The paper reports measured blocking probabilities and supportable traffic loads obtained by training a graph-transformer policy with stabilized RL inside a GPU simulator and evaluating on held-out traffic and TopologyBench graphs. No derivation chain reduces a claimed performance gain to a fitted constant, self-defined quantity, or load-bearing self-citation; the central result is an empirical comparison against baselines, with code released for reproduction. Standard ML generalization risks exist but do not constitute the enumerated circularity patterns.

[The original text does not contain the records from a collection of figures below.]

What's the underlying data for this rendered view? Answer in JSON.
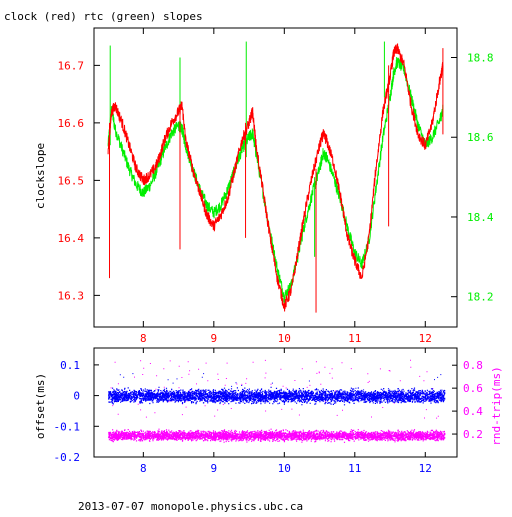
{
  "page_title": "clock (red) rtc (green) slopes",
  "footer": "2013-07-07 monopole.physics.ubc.ca",
  "colors": {
    "clock": "#ff0000",
    "rtc": "#00ee00",
    "offset": "#0000ff",
    "rndtrip": "#ff00ff",
    "axis": "#000000"
  },
  "chart_data": [
    {
      "type": "line",
      "title": "clock (red) rtc (green) slopes",
      "xlabel": "",
      "ylabel": "clockslope",
      "y2label": "",
      "xlim": [
        7.3,
        12.45
      ],
      "ylim": [
        16.245,
        16.765
      ],
      "y2lim": [
        18.124,
        18.874
      ],
      "x_ticks": [
        8,
        9,
        10,
        11,
        12
      ],
      "y_ticks": [
        16.3,
        16.4,
        16.5,
        16.6,
        16.7
      ],
      "y2_ticks": [
        18.2,
        18.4,
        18.6,
        18.8
      ],
      "series": [
        {
          "name": "clock",
          "axis": "left",
          "x": [
            7.5,
            7.55,
            7.6,
            7.7,
            7.8,
            7.9,
            8.0,
            8.1,
            8.2,
            8.3,
            8.4,
            8.5,
            8.55,
            8.6,
            8.7,
            8.8,
            8.9,
            9.0,
            9.1,
            9.2,
            9.3,
            9.4,
            9.5,
            9.55,
            9.6,
            9.7,
            9.8,
            9.9,
            10.0,
            10.1,
            10.2,
            10.3,
            10.4,
            10.5,
            10.55,
            10.6,
            10.7,
            10.8,
            10.9,
            11.0,
            11.1,
            11.2,
            11.3,
            11.4,
            11.5,
            11.55,
            11.6,
            11.7,
            11.8,
            11.9,
            12.0,
            12.1,
            12.2,
            12.25
          ],
          "y": [
            16.55,
            16.62,
            16.63,
            16.6,
            16.56,
            16.52,
            16.5,
            16.51,
            16.53,
            16.57,
            16.6,
            16.62,
            16.63,
            16.57,
            16.52,
            16.48,
            16.44,
            16.42,
            16.44,
            16.47,
            16.52,
            16.57,
            16.6,
            16.62,
            16.56,
            16.48,
            16.4,
            16.33,
            16.28,
            16.31,
            16.38,
            16.45,
            16.51,
            16.56,
            16.58,
            16.57,
            16.53,
            16.47,
            16.4,
            16.36,
            16.33,
            16.4,
            16.52,
            16.62,
            16.68,
            16.72,
            16.73,
            16.7,
            16.63,
            16.58,
            16.56,
            16.6,
            16.67,
            16.7
          ]
        },
        {
          "name": "rtc",
          "axis": "right",
          "x": [
            7.5,
            7.55,
            7.6,
            7.7,
            7.8,
            7.9,
            8.0,
            8.1,
            8.2,
            8.3,
            8.4,
            8.5,
            8.55,
            8.6,
            8.7,
            8.8,
            8.9,
            9.0,
            9.1,
            9.2,
            9.3,
            9.4,
            9.5,
            9.55,
            9.6,
            9.7,
            9.8,
            9.9,
            10.0,
            10.1,
            10.2,
            10.3,
            10.4,
            10.5,
            10.55,
            10.6,
            10.7,
            10.8,
            10.9,
            11.0,
            11.1,
            11.2,
            11.3,
            11.4,
            11.5,
            11.55,
            11.6,
            11.7,
            11.8,
            11.9,
            12.0,
            12.1,
            12.2,
            12.25
          ],
          "y": [
            18.58,
            18.67,
            18.62,
            18.57,
            18.52,
            18.48,
            18.46,
            18.48,
            18.52,
            18.57,
            18.61,
            18.63,
            18.62,
            18.58,
            18.52,
            18.47,
            18.43,
            18.41,
            18.43,
            18.47,
            18.52,
            18.57,
            18.6,
            18.61,
            18.56,
            18.46,
            18.36,
            18.27,
            18.2,
            18.23,
            18.31,
            18.39,
            18.46,
            18.52,
            18.56,
            18.55,
            18.5,
            18.44,
            18.37,
            18.31,
            18.28,
            18.34,
            18.47,
            18.6,
            18.7,
            18.76,
            18.79,
            18.77,
            18.7,
            18.63,
            18.58,
            18.6,
            18.64,
            18.67
          ]
        }
      ]
    },
    {
      "type": "scatter",
      "xlabel": "",
      "ylabel": "offset(ms)",
      "y2label": "rnd-trip(ms)",
      "xlim": [
        7.3,
        12.45
      ],
      "ylim": [
        -0.2,
        0.155
      ],
      "y2lim": [
        0.0,
        0.95
      ],
      "x_ticks": [
        8,
        9,
        10,
        11,
        12
      ],
      "y_ticks": [
        -0.2,
        -0.1,
        0,
        0.1
      ],
      "y_tick_labels": [
        "-0.2",
        "-0.1",
        "0",
        "0.1"
      ],
      "y2_ticks": [
        0.2,
        0.4,
        0.6,
        0.8
      ],
      "series": [
        {
          "name": "offset",
          "axis": "left",
          "x_range": [
            7.5,
            12.27
          ],
          "center": 0.0,
          "spread": 0.02
        },
        {
          "name": "rnd-trip",
          "axis": "right",
          "x_range": [
            7.5,
            12.27
          ],
          "center": 0.19,
          "spread": 0.04
        }
      ]
    }
  ]
}
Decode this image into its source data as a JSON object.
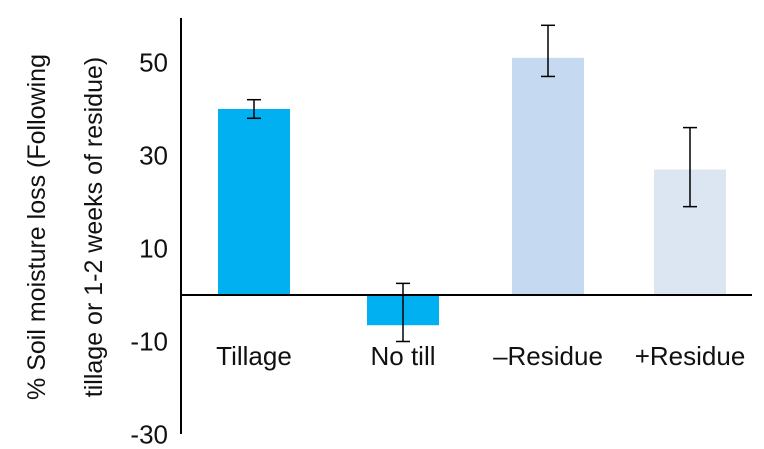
{
  "chart_data": {
    "type": "bar",
    "title": "",
    "xlabel": "",
    "ylabel": [
      "% Soil moisture loss (Following",
      "tillage or 1-2 weeks of residue)"
    ],
    "categories": [
      "Tillage",
      "No till",
      "–Residue",
      "+Residue"
    ],
    "values": [
      40,
      -6.5,
      51,
      27
    ],
    "error_bars": [
      [
        38,
        42
      ],
      [
        -10,
        2.5
      ],
      [
        47,
        58
      ],
      [
        19,
        36
      ]
    ],
    "colors": [
      "#00b0f0",
      "#00b0f0",
      "#c5d9f0",
      "#dce6f2"
    ],
    "ylim": [
      -30,
      60
    ],
    "yticks": [
      -30,
      -10,
      10,
      30,
      50
    ],
    "ytick_labels": [
      "-30",
      "-10",
      "10",
      "30",
      "50"
    ],
    "grid": false,
    "legend": "none"
  }
}
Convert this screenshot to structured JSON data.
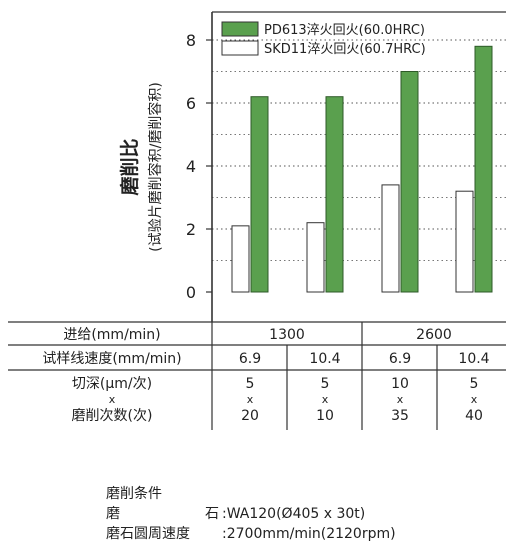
{
  "chart_data": {
    "type": "bar",
    "ylabel": "磨削比",
    "ylabel_sub": "(试验片磨削容积/磨削容积)",
    "ylim": [
      0,
      9
    ],
    "yticks": [
      0,
      2,
      4,
      6,
      8
    ],
    "grid": "dotted horizontal",
    "legend_position": "top",
    "series": [
      {
        "name": "PD613淬火回火(60.0HRC)",
        "color": "#5aa04e",
        "values": [
          6.2,
          6.2,
          7.0,
          7.8
        ]
      },
      {
        "name": "SKD11淬火回火(60.7HRC)",
        "color": "#ffffff",
        "values": [
          2.1,
          2.2,
          3.4,
          3.2
        ]
      }
    ]
  },
  "table": {
    "rows": [
      {
        "label": "进给(mm/min)",
        "cells": [
          "1300",
          "2600"
        ]
      },
      {
        "label": "试样线速度(mm/min)",
        "cells": [
          "6.9",
          "10.4",
          "6.9",
          "10.4"
        ]
      },
      {
        "label_top": "切深(μm/次)",
        "label_mid": "x",
        "label_bottom": "磨削次数(次)",
        "depth": [
          "5",
          "5",
          "10",
          "5"
        ],
        "sep": [
          "x",
          "x",
          "x",
          "x"
        ],
        "passes": [
          "20",
          "10",
          "35",
          "40"
        ]
      }
    ]
  },
  "conditions": {
    "title": "磨削条件",
    "line1_label": "磨",
    "line1_label2": "石",
    "line1_value": ":WA120(Ø405 x 30t)",
    "line2_label": "磨石圆周速度",
    "line2_value": ":2700mm/min(2120rpm)"
  }
}
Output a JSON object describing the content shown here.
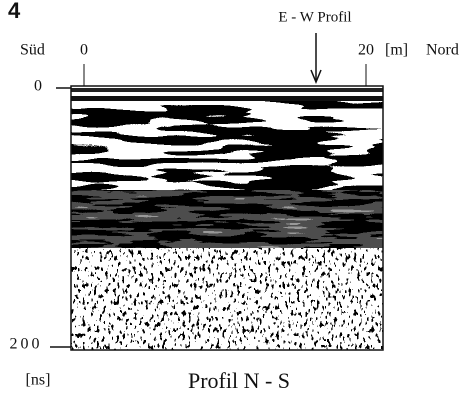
{
  "figure": {
    "number": "4",
    "annotation": "E - W Profil",
    "caption": "Profil N - S",
    "x_axis": {
      "left_label": "Süd",
      "right_label": "Nord",
      "ticks": [
        "0",
        "20"
      ],
      "unit": "[m]"
    },
    "y_axis": {
      "ticks": [
        "0",
        "200"
      ],
      "unit": "[ns]"
    }
  }
}
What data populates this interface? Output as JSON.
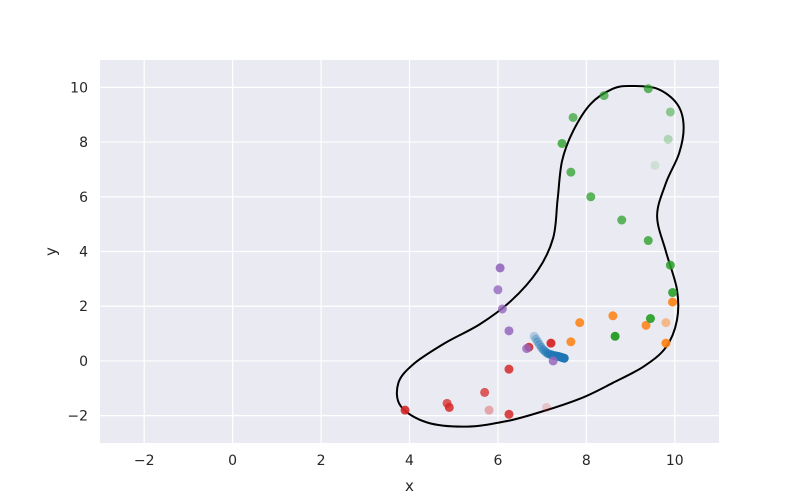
{
  "chart_data": {
    "type": "scatter",
    "title": "",
    "xlabel": "x",
    "ylabel": "y",
    "xlim": [
      -3,
      11
    ],
    "ylim": [
      -3,
      11
    ],
    "xticks": [
      -2,
      0,
      2,
      4,
      6,
      8,
      10
    ],
    "yticks": [
      -2,
      0,
      2,
      4,
      6,
      8,
      10
    ],
    "xtick_labels": [
      "−2",
      "0",
      "2",
      "4",
      "6",
      "8",
      "10"
    ],
    "ytick_labels": [
      "−2",
      "0",
      "2",
      "4",
      "6",
      "8",
      "10"
    ],
    "grid": true,
    "background": "#eaeaf2",
    "series": [
      {
        "color": "#1f77b4",
        "points": [
          [
            7.5,
            0.1
          ],
          [
            7.46,
            0.12
          ],
          [
            7.42,
            0.14
          ],
          [
            7.38,
            0.16
          ],
          [
            7.34,
            0.17
          ],
          [
            7.3,
            0.19
          ],
          [
            7.26,
            0.2
          ],
          [
            7.22,
            0.22
          ],
          [
            7.18,
            0.24
          ],
          [
            7.14,
            0.26
          ],
          [
            7.1,
            0.3
          ],
          [
            7.06,
            0.36
          ],
          [
            7.02,
            0.42
          ],
          [
            6.98,
            0.5
          ],
          [
            6.94,
            0.6
          ],
          [
            6.9,
            0.7
          ],
          [
            6.86,
            0.8
          ],
          [
            6.82,
            0.9
          ]
        ],
        "alphas": [
          1,
          0.95,
          0.9,
          0.85,
          0.8,
          0.75,
          0.72,
          0.68,
          0.64,
          0.6,
          0.56,
          0.52,
          0.48,
          0.44,
          0.4,
          0.36,
          0.32,
          0.28
        ]
      },
      {
        "color": "#ff7f0e",
        "points": [
          [
            9.8,
            0.65
          ],
          [
            9.95,
            2.15
          ],
          [
            9.35,
            1.3
          ],
          [
            8.6,
            1.65
          ],
          [
            7.65,
            0.7
          ],
          [
            7.85,
            1.4
          ],
          [
            9.8,
            1.4
          ]
        ],
        "alphas": [
          0.9,
          0.9,
          0.85,
          0.85,
          0.85,
          0.85,
          0.45
        ]
      },
      {
        "color": "#2ca02c",
        "points": [
          [
            9.4,
            9.95
          ],
          [
            8.4,
            9.7
          ],
          [
            7.7,
            8.9
          ],
          [
            9.9,
            9.1
          ],
          [
            7.45,
            7.95
          ],
          [
            9.85,
            8.1
          ],
          [
            7.65,
            6.9
          ],
          [
            9.55,
            7.15
          ],
          [
            8.1,
            6.0
          ],
          [
            8.8,
            5.15
          ],
          [
            9.4,
            4.4
          ],
          [
            9.9,
            3.5
          ],
          [
            9.95,
            2.5
          ],
          [
            9.45,
            1.55
          ],
          [
            8.65,
            0.9
          ]
        ],
        "alphas": [
          0.75,
          0.7,
          0.7,
          0.5,
          0.8,
          0.3,
          0.75,
          0.15,
          0.75,
          0.75,
          0.8,
          0.85,
          0.9,
          0.95,
          1.0
        ]
      },
      {
        "color": "#d62728",
        "points": [
          [
            3.9,
            -1.8
          ],
          [
            4.85,
            -1.55
          ],
          [
            4.9,
            -1.7
          ],
          [
            5.7,
            -1.15
          ],
          [
            5.8,
            -1.8
          ],
          [
            6.25,
            -1.95
          ],
          [
            6.25,
            -0.3
          ],
          [
            7.1,
            -1.7
          ],
          [
            6.7,
            0.5
          ],
          [
            7.2,
            0.65
          ]
        ],
        "alphas": [
          0.9,
          0.75,
          0.85,
          0.75,
          0.35,
          0.85,
          0.85,
          0.2,
          0.9,
          0.95
        ]
      },
      {
        "color": "#9467bd",
        "points": [
          [
            6.05,
            3.4
          ],
          [
            6.0,
            2.6
          ],
          [
            6.1,
            1.9
          ],
          [
            6.25,
            1.1
          ],
          [
            6.65,
            0.45
          ],
          [
            7.25,
            0.0
          ]
        ],
        "alphas": [
          0.9,
          0.8,
          0.8,
          0.85,
          0.8,
          0.85
        ]
      }
    ],
    "boundary_curve": {
      "color": "#000000",
      "points": [
        [
          9.0,
          10.05
        ],
        [
          9.6,
          9.95
        ],
        [
          10.05,
          9.4
        ],
        [
          10.2,
          8.6
        ],
        [
          10.1,
          7.6
        ],
        [
          9.8,
          6.5
        ],
        [
          9.6,
          5.3
        ],
        [
          9.8,
          4.0
        ],
        [
          10.05,
          2.6
        ],
        [
          10.05,
          1.5
        ],
        [
          9.8,
          0.5
        ],
        [
          9.3,
          -0.2
        ],
        [
          8.6,
          -0.8
        ],
        [
          7.9,
          -1.35
        ],
        [
          7.0,
          -1.85
        ],
        [
          6.2,
          -2.2
        ],
        [
          5.3,
          -2.4
        ],
        [
          4.4,
          -2.25
        ],
        [
          3.8,
          -1.65
        ],
        [
          3.75,
          -0.8
        ],
        [
          4.1,
          -0.1
        ],
        [
          4.8,
          0.65
        ],
        [
          5.6,
          1.35
        ],
        [
          6.3,
          2.2
        ],
        [
          6.9,
          3.3
        ],
        [
          7.25,
          4.5
        ],
        [
          7.35,
          5.9
        ],
        [
          7.45,
          7.3
        ],
        [
          7.7,
          8.4
        ],
        [
          8.1,
          9.4
        ],
        [
          8.6,
          9.95
        ],
        [
          9.0,
          10.05
        ]
      ]
    }
  }
}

Axiom & Free-Parameter Ledger

2 free parameters · 2 axioms · 0 invented entities

The central claim rests on empirical training rather than new theoretical derivations. Free parameters are standard RL and model hyperparameters; axioms are conventional modeling assumptions in networking and RL.

free parameters (2)
  • RL hyperparameters (learning rate, discount factor, entropy coefficient)
    Chosen via experimentation to achieve stable convergence on the RMSA task.
  • Transformer architecture parameters (number of layers, attention heads, embedding dimension)
    Selected to balance expressivity and training stability for graph-structured network states.
axioms (2)
  • domain assumption The optical network state can be represented as a graph with nodes, links, and frequency slots for sequential decision making.
    Standard modeling choice in RMSA literature.
  • domain assumption A Markov decision process formulation captures the dynamics of traffic arrivals and blocking.
    Core assumption enabling RL application.